Napoleon: ‘Frankreich braucht mich mehr als ich Frankreich.’

‘Frankreich braucht mich mehr als ich Frankreich’, sagte Napoleon Bonaparte. Der selbstbewusste Kaiser hatte einen ausgeprägten Weingeschmack.
Text: Marjolein Schuman | Bild: Jacques-Louis David

Im Exil auf St. Helena trank er gerne Vin de Constance, den süßen südafrikanischen Dessertwein, der von Klein Constantia (1685 von unserem Simon van der Stel gegründet) hergestellt wurde. Sein Lieblingsrotwein war jedoch ‘ganz normaler’ französischer Wein, nämlich Burgunder, wobei er eine besondere Vorliebe für das Weingut Chambertin hatte, das heute als Grand Cru gilt. Passend: kraftvoll, strukturiert und mit einem langen Abgang – genau wie der Mann selbst.

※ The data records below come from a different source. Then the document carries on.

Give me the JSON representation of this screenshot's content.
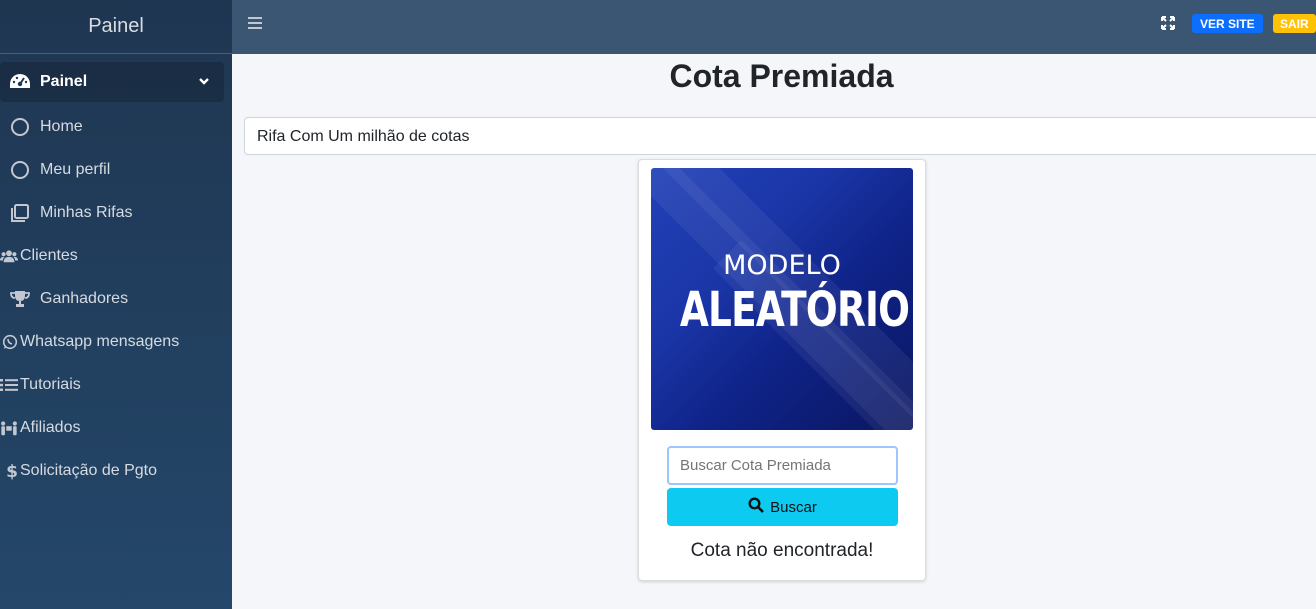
{
  "sidebar": {
    "brand": "Painel",
    "items": [
      {
        "label": "Painel",
        "icon": "dashboard-icon"
      },
      {
        "label": "Home",
        "icon": "circle-icon"
      },
      {
        "label": "Meu perfil",
        "icon": "circle-icon"
      },
      {
        "label": "Minhas Rifas",
        "icon": "copy-icon"
      },
      {
        "label": "Clientes",
        "icon": "users-icon"
      },
      {
        "label": "Ganhadores",
        "icon": "trophy-icon"
      },
      {
        "label": "Whatsapp mensagens",
        "icon": "whatsapp-icon"
      },
      {
        "label": "Tutoriais",
        "icon": "list-icon"
      },
      {
        "label": "Afiliados",
        "icon": "people-carry-icon"
      },
      {
        "label": "Solicitação de Pgto",
        "icon": "dollar-icon"
      }
    ]
  },
  "topbar": {
    "ver_site": "VER SITE",
    "sair": "SAIR"
  },
  "main": {
    "title_light": "Cota",
    "title_bold": "Premiada",
    "selected_rifa": "Rifa Com Um milhão de cotas",
    "banner_line1": "MODELO",
    "banner_line2": "ALEATÓRIO",
    "search_placeholder": "Buscar Cota Premiada",
    "search_button": "Buscar",
    "result": "Cota não encontrada!"
  },
  "colors": {
    "sidebar": "#24476a",
    "topbar": "#3b5673",
    "ver_site": "#0d6efd",
    "sair": "#ffc107",
    "buscar": "#0dcaf0"
  }
}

Witzigerweise verdünnte er den Wein regelmäßig mit Wasser, um nüchtern zu bleiben. Was Schaumweine anging, hatte der Kaiser der Franzosen eine Vorliebe für Moët & Chandon. Die spektakuläre Gewohnheit, Champagnerflaschen mit einem Schwert zu öffnen, das Sabrieren, wird seiner Zeit zugeschrieben: Napoleons Kavallerieoffiziere feierten auf diese Weise ihre Siege im Ausland.